Past event
School of Computer Science PGR Seminar: Samuel J. Ivey
Samuel J. Ivey will present Is IPv6 Routing Growth Starting to Slow? Modelling 15 Years of Global Routing State
Abstract: The size of the global routing table matters for Internet scalability, router memory, and control plane stability. In this talk, I present a longitudinal study of IPv6 routing state from 2010 to 2025 using annual measurements from six RIPE RIS route collectors. Rather than assuming a single growth law, the study compares several competing model families and evaluates them using both model selection and rolling backtests.
The main result is that the apparent growth regime changes over time. Earlier fitting windows are better described by rapid growth models, while later windows increasingly favour sigmoidal behaviour, suggesting that IPv6 routing growth may be moving towards a more constrained phase. At the same time, the best fitting model is not always the best short term predictor, which raises an important methodological point about how model quality should be interpreted in network measurement.

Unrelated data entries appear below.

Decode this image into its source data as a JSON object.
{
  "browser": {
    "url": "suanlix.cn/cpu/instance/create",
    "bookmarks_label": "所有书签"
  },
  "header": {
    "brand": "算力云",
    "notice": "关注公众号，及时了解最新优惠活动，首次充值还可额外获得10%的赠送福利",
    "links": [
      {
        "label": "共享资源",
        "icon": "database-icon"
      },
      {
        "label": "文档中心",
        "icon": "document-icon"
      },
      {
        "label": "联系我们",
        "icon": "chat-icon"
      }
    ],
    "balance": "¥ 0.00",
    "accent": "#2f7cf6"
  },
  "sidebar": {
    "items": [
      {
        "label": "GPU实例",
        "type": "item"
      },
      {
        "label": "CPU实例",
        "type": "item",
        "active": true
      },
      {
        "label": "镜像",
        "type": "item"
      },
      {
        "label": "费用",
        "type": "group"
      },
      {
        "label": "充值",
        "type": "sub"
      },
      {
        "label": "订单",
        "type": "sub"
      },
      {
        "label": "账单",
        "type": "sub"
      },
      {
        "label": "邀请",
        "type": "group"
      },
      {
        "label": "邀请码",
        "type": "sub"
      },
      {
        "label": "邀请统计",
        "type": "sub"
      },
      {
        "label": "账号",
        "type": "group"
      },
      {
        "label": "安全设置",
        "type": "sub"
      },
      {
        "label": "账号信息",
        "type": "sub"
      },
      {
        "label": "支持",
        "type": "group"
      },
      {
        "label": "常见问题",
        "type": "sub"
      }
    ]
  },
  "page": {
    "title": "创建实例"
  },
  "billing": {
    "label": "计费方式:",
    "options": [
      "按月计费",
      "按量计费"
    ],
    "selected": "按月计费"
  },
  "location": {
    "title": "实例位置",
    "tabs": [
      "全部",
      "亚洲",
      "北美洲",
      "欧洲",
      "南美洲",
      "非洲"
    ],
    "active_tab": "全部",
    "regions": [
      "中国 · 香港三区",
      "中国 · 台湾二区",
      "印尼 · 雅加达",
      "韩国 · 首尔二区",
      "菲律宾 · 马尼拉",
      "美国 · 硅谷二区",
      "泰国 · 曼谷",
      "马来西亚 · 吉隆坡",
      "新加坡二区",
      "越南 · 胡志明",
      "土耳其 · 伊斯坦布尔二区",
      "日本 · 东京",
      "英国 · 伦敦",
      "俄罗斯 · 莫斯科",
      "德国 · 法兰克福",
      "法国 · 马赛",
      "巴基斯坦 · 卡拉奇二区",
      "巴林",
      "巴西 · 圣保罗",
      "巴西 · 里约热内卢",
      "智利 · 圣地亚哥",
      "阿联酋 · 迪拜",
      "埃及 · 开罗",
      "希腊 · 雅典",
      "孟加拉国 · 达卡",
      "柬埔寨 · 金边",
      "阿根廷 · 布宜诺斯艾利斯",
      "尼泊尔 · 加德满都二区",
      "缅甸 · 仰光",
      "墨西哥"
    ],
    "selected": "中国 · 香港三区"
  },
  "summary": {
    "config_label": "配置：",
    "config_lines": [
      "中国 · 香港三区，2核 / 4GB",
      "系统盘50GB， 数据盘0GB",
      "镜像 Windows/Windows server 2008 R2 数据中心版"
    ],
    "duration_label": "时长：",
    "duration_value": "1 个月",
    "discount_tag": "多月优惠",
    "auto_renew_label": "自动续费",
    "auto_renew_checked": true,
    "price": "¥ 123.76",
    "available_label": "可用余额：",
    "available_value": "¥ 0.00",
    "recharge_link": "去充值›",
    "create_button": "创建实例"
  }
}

I will focus on the measurement design, the model comparison framework, and what these results imply for understanding and forecasting the future scale of IPv6 routing.
Bio: Samuel Ivey is a PhD student in the School of Computer Science here. His research focuses on Internet measurement, and the modelling of routing data, with a particular interest in the implementation of ILNP. He is supervised by Prof Saleem Bhatti.